Vista desde muy arriba, con la mirada de un extraño pájaro que pudiera volar a muchos kilómetros de altura, parece una fila de hormigas minúsculas, que avanza lentamente en medio de una inmensidad que varía entre el beige y el amarillo oscuro.
Más de cerca, las hormigas se transforman en camellos, que hunden sus pezuñas en una arena que conoce de antes, solamente el toque del viento, que la riza como lo hace con el agua del mar.
Barcos del desierto, llevan su carga de tesoros cruzando por la Historia y el Tiempo, sin que parezca importarles nada, salvo el seguir andando, y en las noches heladas que siguen al calor abrasante del día que termina, doblan sus patas, acomodándose en un círculo para rodear a los bultos descargados por los barbados camelleros que se abrigan al medio, encendiendo una fogata con las escasas ramas recogidas y con algo de leña que traen para el viaje.

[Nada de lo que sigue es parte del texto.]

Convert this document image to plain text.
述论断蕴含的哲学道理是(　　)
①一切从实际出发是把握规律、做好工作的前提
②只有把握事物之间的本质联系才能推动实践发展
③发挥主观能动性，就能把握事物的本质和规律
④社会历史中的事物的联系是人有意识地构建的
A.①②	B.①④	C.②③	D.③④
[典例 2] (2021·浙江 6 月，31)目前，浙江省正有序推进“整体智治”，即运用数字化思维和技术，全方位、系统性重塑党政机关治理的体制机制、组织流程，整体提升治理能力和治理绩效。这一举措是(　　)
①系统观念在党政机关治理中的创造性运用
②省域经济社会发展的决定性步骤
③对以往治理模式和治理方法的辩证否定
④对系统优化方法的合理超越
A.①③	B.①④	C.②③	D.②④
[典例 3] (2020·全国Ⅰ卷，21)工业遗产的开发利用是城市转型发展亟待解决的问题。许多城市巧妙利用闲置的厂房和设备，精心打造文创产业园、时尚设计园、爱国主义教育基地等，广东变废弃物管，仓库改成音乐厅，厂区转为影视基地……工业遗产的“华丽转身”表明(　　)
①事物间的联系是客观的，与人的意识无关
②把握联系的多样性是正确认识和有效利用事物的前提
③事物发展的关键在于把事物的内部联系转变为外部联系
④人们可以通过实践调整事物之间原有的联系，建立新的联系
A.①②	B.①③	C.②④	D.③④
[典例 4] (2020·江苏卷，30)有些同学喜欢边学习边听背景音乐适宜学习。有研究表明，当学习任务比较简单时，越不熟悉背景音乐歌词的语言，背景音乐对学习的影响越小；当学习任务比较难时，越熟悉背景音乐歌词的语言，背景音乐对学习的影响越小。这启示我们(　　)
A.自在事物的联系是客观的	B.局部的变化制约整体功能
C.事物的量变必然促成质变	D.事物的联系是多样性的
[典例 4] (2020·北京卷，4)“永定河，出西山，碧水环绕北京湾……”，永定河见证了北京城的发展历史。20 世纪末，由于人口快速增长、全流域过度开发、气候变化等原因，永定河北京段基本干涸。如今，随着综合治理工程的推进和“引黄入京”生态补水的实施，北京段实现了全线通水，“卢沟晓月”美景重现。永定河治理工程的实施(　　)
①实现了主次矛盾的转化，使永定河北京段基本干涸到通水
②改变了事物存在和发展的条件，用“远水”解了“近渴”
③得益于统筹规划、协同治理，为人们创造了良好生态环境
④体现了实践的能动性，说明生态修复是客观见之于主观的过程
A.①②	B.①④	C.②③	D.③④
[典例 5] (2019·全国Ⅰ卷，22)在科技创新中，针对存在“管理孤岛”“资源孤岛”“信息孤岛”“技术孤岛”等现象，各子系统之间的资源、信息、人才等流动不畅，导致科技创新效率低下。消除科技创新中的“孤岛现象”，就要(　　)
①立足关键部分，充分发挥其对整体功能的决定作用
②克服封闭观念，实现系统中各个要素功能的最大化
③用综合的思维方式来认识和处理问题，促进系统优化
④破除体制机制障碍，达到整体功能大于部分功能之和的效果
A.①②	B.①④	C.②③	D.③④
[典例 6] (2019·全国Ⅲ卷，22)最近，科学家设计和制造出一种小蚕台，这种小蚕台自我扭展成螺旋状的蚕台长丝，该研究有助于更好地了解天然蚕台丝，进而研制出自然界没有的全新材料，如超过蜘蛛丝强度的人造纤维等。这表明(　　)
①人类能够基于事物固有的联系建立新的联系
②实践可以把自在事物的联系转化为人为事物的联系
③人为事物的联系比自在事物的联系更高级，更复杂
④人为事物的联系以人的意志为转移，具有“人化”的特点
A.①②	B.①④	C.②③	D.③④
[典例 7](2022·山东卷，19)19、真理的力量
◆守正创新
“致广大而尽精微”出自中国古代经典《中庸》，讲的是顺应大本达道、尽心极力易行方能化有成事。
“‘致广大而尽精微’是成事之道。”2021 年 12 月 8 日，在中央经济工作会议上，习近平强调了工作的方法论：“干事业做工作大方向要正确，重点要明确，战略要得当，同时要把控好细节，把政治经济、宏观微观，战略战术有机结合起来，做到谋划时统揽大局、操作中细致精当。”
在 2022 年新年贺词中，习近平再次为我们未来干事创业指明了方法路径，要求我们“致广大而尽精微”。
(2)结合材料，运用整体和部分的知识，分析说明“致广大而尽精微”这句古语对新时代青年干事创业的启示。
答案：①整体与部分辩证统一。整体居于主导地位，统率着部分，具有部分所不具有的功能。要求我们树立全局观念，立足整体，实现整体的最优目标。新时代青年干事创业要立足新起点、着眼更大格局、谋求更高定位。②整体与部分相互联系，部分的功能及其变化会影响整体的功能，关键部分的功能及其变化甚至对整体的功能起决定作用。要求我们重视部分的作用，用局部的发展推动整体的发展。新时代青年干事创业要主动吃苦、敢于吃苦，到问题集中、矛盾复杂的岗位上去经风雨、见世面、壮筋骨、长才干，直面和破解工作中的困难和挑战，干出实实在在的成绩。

Si el viento es implacable y hace volar la arena creando una tormenta cegadora, los camellos sirven de muro protector al sueño, ese que hace brotar ciudades de la nada, que se disuelven como si fueran espejismos…
Una nueva mañana, otra noche y tal vez mil días más: la caravana avanza, como fila de hormigas que lleva los granitos de azúcar no se sabe bien dónde.